First Colorado Mule Deer Hunt
My first trip hunting mule deer in Colorado was with a 3rd season tag in hand. During that hunt, I frequented a local taxidermist shop to see what hunters had drug in that day. The big bucks seemed to be piling up like cordwood. I hunted nine consecutive days that year and ended up taking a decent buck at the bottom of the 9th inning. It was a great experience. I knew I'd be back. I have hunted mule deer in Colorado every year since. I have had the good fortune of hunting or scouting over 20 units in Colorado from timberline to the open sage country. I have hunted with a smoke pole and rifle. I have hunted hard to draw units, and units you can draw every year. I have hunted early season velvet bucks and late season bucks in the rut and every season in between. I have learned there are big bucks in most these units. Not in significant numbers, but they are there. Two of my biggest bucks came from units you can draw with very few points. If you are a mule deer aficionado like me, the opportunities abound.
This winter, and especially the winter of 2008 put the hurt on the deer herds. We lost a lot of fawns and older deer, but through sound management, they will rebound. Best of all, Colorado has excellent genetics in many units throughout the state. In 2007 Kyle Lopez, at 14, took the kind of buck we all dream about a 300-inch non-typical medusa (check out the details here - he's number 12). Seven years later, Brett Ross, a meat hunter, stumbled into and harvested a 300 class buck of his own. Both these bucks were harvested in units, which take very few if any points to draw. These units are on very few hunters radar. Notice a pattern when it comes to giant bucks harvested in Colorado? Many are coming from no-name easy to draw units. I believe there are several reasons for this. First, units that are touted as some of the best units for big bucks, typically get the most pressure from serious mule deer hunters and outfitters. These hunters are legitimate killers, and will likely harvest a good portion of the top end bucks every year. This doesn't bode well, for growing big bucks on a consistent basis.
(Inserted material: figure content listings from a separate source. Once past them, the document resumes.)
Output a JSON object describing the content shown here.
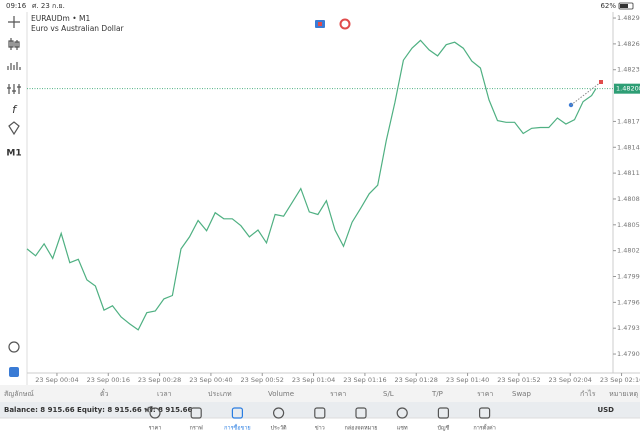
{
  "status_bar": {
    "time": "09:16",
    "date": "ศ. 23 ก.ย.",
    "battery": "62%"
  },
  "toolbar": {
    "timeframe": "M1"
  },
  "chart_data": {
    "type": "line",
    "title": "EURAUDm • M1",
    "subtitle": "Euro vs Australian Dollar",
    "x": [
      -3,
      -1,
      1,
      3,
      5,
      7,
      9,
      11,
      13,
      15,
      17,
      19,
      21,
      23,
      25,
      27,
      29,
      31,
      33,
      35,
      37,
      39,
      41,
      43,
      45,
      47,
      49,
      51,
      53,
      55,
      57,
      59,
      61,
      63,
      65,
      67,
      69,
      71,
      73,
      75,
      77,
      79,
      81,
      83,
      85,
      87,
      89,
      91,
      93,
      95,
      97,
      99,
      101,
      103,
      105,
      107,
      109,
      111,
      113,
      115,
      117,
      119,
      121,
      123,
      125,
      127,
      129,
      130
    ],
    "series": [
      {
        "name": "EURAUDm",
        "color": "#4fb082",
        "values": [
          1.48022,
          1.48014,
          1.48028,
          1.48011,
          1.4804,
          1.48006,
          1.4801,
          1.47986,
          1.47979,
          1.47951,
          1.47956,
          1.47943,
          1.47935,
          1.47928,
          1.47948,
          1.4795,
          1.47964,
          1.47968,
          1.48022,
          1.48036,
          1.48055,
          1.48043,
          1.48064,
          1.48057,
          1.48057,
          1.48049,
          1.48036,
          1.48044,
          1.48029,
          1.48062,
          1.4806,
          1.48076,
          1.48092,
          1.48065,
          1.48062,
          1.48078,
          1.48044,
          1.48025,
          1.48053,
          1.48069,
          1.48086,
          1.48096,
          1.48148,
          1.48192,
          1.48241,
          1.48255,
          1.48264,
          1.48253,
          1.48246,
          1.48259,
          1.48262,
          1.48255,
          1.4824,
          1.48232,
          1.48195,
          1.48171,
          1.48169,
          1.48169,
          1.48156,
          1.48162,
          1.48163,
          1.48163,
          1.48174,
          1.48167,
          1.48172,
          1.48193,
          1.482,
          1.48208
        ]
      }
    ],
    "current_price": {
      "value": 1.48208,
      "label": "1.48208"
    },
    "xlim": [
      -3,
      134
    ],
    "xticks": [
      {
        "value": 4,
        "label": "23 Sep 00:04"
      },
      {
        "value": 16,
        "label": "23 Sep 00:16"
      },
      {
        "value": 28,
        "label": "23 Sep 00:28"
      },
      {
        "value": 40,
        "label": "23 Sep 00:40"
      },
      {
        "value": 52,
        "label": "23 Sep 00:52"
      },
      {
        "value": 64,
        "label": "23 Sep 01:04"
      },
      {
        "value": 76,
        "label": "23 Sep 01:16"
      },
      {
        "value": 88,
        "label": "23 Sep 01:28"
      },
      {
        "value": 100,
        "label": "23 Sep 01:40"
      },
      {
        "value": 112,
        "label": "23 Sep 01:52"
      },
      {
        "value": 124,
        "label": "23 Sep 02:04"
      },
      {
        "value": 136,
        "label": "23 Sep 02:16"
      }
    ],
    "ylim": [
      1.47878,
      1.48297
    ],
    "yticks": [
      {
        "value": 1.4829,
        "label": "1.48290"
      },
      {
        "value": 1.4826,
        "label": "1.48260"
      },
      {
        "value": 1.4823,
        "label": "1.48230"
      },
      {
        "value": 1.4817,
        "label": "1.48170"
      },
      {
        "value": 1.4814,
        "label": "1.48140"
      },
      {
        "value": 1.4811,
        "label": "1.48110"
      },
      {
        "value": 1.4808,
        "label": "1.48080"
      },
      {
        "value": 1.4805,
        "label": "1.48050"
      },
      {
        "value": 1.4802,
        "label": "1.48020"
      },
      {
        "value": 1.4799,
        "label": "1.47990"
      },
      {
        "value": 1.4796,
        "label": "1.47960"
      },
      {
        "value": 1.4793,
        "label": "1.47930"
      },
      {
        "value": 1.479,
        "label": "1.47900"
      }
    ],
    "grid": false
  },
  "table": {
    "columns": [
      "สัญลักษณ์",
      "ตั๋ว",
      "เวลา",
      "ประเภท",
      "Volume",
      "ราคา",
      "S/L",
      "T/P",
      "ราคา",
      "Swap",
      "กำไร",
      "หมายเหตุ"
    ]
  },
  "balance": {
    "text": "Balance: 8 915.66 Equity: 8 915.66 ฟรี: 8 915.66",
    "currency": "USD"
  },
  "nav": {
    "tabs": [
      "ราคา",
      "กราฟ",
      "การซื้อขาย",
      "ประวัติ",
      "ข่าว",
      "กล่องจดหมาย",
      "แชท",
      "บัญชี",
      "การตั้งค่า"
    ],
    "active": 2
  }
}
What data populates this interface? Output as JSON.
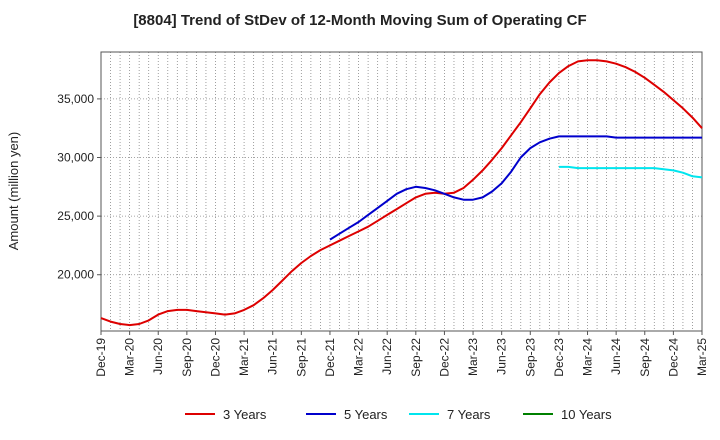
{
  "chart_data": {
    "type": "line",
    "title": "[8804]  Trend of StDev of 12-Month Moving Sum of Operating CF",
    "xlabel": "",
    "ylabel": "Amount (million yen)",
    "x_ticks": [
      "Dec-19",
      "Mar-20",
      "Jun-20",
      "Sep-20",
      "Dec-20",
      "Mar-21",
      "Jun-21",
      "Sep-21",
      "Dec-21",
      "Mar-22",
      "Jun-22",
      "Sep-22",
      "Dec-22",
      "Mar-23",
      "Jun-23",
      "Sep-23",
      "Dec-23",
      "Mar-24",
      "Jun-24",
      "Sep-24",
      "Dec-24",
      "Mar-25"
    ],
    "y_ticks": [
      20000,
      25000,
      30000,
      35000
    ],
    "y_tick_labels": [
      "20,000",
      "25,000",
      "30,000",
      "35,000"
    ],
    "ylim": [
      15200,
      39000
    ],
    "grid": true,
    "legend_position": "bottom",
    "series": [
      {
        "name": "3 Years",
        "color": "#dd0000",
        "start_index": 0,
        "values": [
          16300,
          16000,
          15800,
          15700,
          15800,
          16100,
          16600,
          16900,
          17000,
          17000,
          16900,
          16800,
          16700,
          16600,
          16700,
          17000,
          17400,
          18000,
          18700,
          19500,
          20300,
          21000,
          21600,
          22100,
          22500,
          22900,
          23300,
          23700,
          24100,
          24600,
          25100,
          25600,
          26100,
          26600,
          26900,
          27000,
          26900,
          27000,
          27400,
          28100,
          28900,
          29800,
          30800,
          31900,
          33000,
          34200,
          35400,
          36400,
          37200,
          37800,
          38200,
          38300,
          38300,
          38200,
          38000,
          37700,
          37300,
          36800,
          36200,
          35600,
          34900,
          34200,
          33400,
          32500
        ]
      },
      {
        "name": "5 Years",
        "color": "#0000cc",
        "start_index": 24,
        "values": [
          23000,
          23500,
          24000,
          24500,
          25100,
          25700,
          26300,
          26900,
          27300,
          27500,
          27400,
          27200,
          26900,
          26600,
          26400,
          26400,
          26600,
          27100,
          27800,
          28800,
          30000,
          30800,
          31300,
          31600,
          31800,
          31800,
          31800,
          31800,
          31800,
          31800,
          31700,
          31700,
          31700,
          31700,
          31700,
          31700,
          31700,
          31700,
          31700,
          31700
        ]
      },
      {
        "name": "7 Years",
        "color": "#00e5ee",
        "start_index": 48,
        "values": [
          29200,
          29200,
          29100,
          29100,
          29100,
          29100,
          29100,
          29100,
          29100,
          29100,
          29100,
          29000,
          28900,
          28700,
          28400,
          28300
        ]
      },
      {
        "name": "10 Years",
        "color": "#008000",
        "start_index": 0,
        "values": []
      }
    ]
  }
}
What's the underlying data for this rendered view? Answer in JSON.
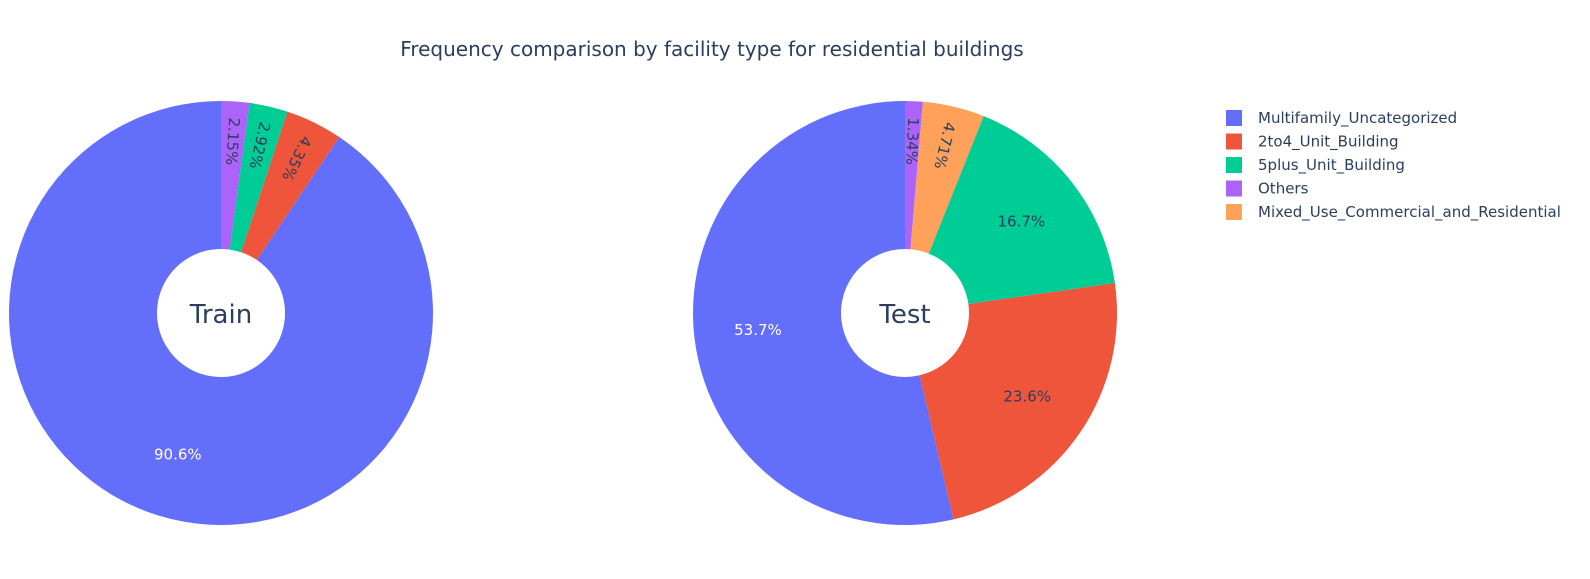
{
  "colors": {
    "Multifamily_Uncategorized": "#636efa",
    "2to4_Unit_Building": "#EF553B",
    "5plus_Unit_Building": "#00cc96",
    "Others": "#ab63fa",
    "Mixed_Use_Commercial_and_Residential": "#FFA15A",
    "text": "#2a3f5f"
  },
  "chart_data": {
    "type": "pie",
    "title": "Frequency comparison by facility type for residential buildings",
    "legend": {
      "placement": "top-right",
      "entries": [
        "Multifamily_Uncategorized",
        "2to4_Unit_Building",
        "5plus_Unit_Building",
        "Others",
        "Mixed_Use_Commercial_and_Residential"
      ]
    },
    "pies": [
      {
        "hole_label": "Train",
        "slices": [
          {
            "name": "Multifamily_Uncategorized",
            "value": 90.6,
            "label": "90.6%"
          },
          {
            "name": "2to4_Unit_Building",
            "value": 4.35,
            "label": "4.35%"
          },
          {
            "name": "5plus_Unit_Building",
            "value": 2.92,
            "label": "2.92%"
          },
          {
            "name": "Others",
            "value": 2.15,
            "label": "2.15%"
          }
        ]
      },
      {
        "hole_label": "Test",
        "slices": [
          {
            "name": "Multifamily_Uncategorized",
            "value": 53.7,
            "label": "53.7%"
          },
          {
            "name": "2to4_Unit_Building",
            "value": 23.6,
            "label": "23.6%"
          },
          {
            "name": "5plus_Unit_Building",
            "value": 16.7,
            "label": "16.7%"
          },
          {
            "name": "Mixed_Use_Commercial_and_Residential",
            "value": 4.71,
            "label": "4.71%"
          },
          {
            "name": "Others",
            "value": 1.34,
            "label": "1.34%"
          }
        ]
      }
    ]
  }
}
Sure, a few big bucks will get harvested every year in these top units, but the reality is the odds aren't stacked in your favor unless you put in the time or hire an outfitter. Conversely, units with very little pressure, low deer numbers, and big rugged terrain allow bucks with the genetic makeup to become something special. If you want to hunt mule deer every year, Colorado should be on your radar.
Harvesting Big Bucks
As I said before, many good tags can be drawn with little to no points. If you don't want to wait, land owner tags can be purchased for many units across the state, but it's buyer beware. I have had sellers tell me trophy class deer in the magical 200-inch class are in abundance in their respective units. Thankfully, I know better than to believe that sales pitch! Even in the best units, which can take a quarter of your life to draw, those class of deer are tough to find, let alone kill. Be sure to invest some due diligence before laying down your hard earned cash on a land owner tag. Furthermore, have realistic expectations for the unit you are hunting. A 200 class deer may be very unrealistic in some units. There may be one or two in your unit, but it doesn't mean you're going to find one, let alone harvest one. I meet hunters every year from all over the country who were misled by someone who provided them with unreliable information which led to unrealistic expectations and an overall bad experience. Don't be this hunter! Do your research! Great land owner tags can be had for a reasonable price and a chance to take a big buck.
I love to hunt mule deer more than any other big game animal, and for this reason, I'm not willing to wait 20 years to draw a premium tag in Colorado. I want to hunt every year which is why I focus on low point units and occasionally the right land owner tag. One thing I love about hunting mule deer in Colorado is the buck of a lifetime can come from almost any unit in any given year. A tag is a chance, not a guarantee. Colorado is one of my top picks for mule deer because the possibility is always there that you could bag the best buck of your life.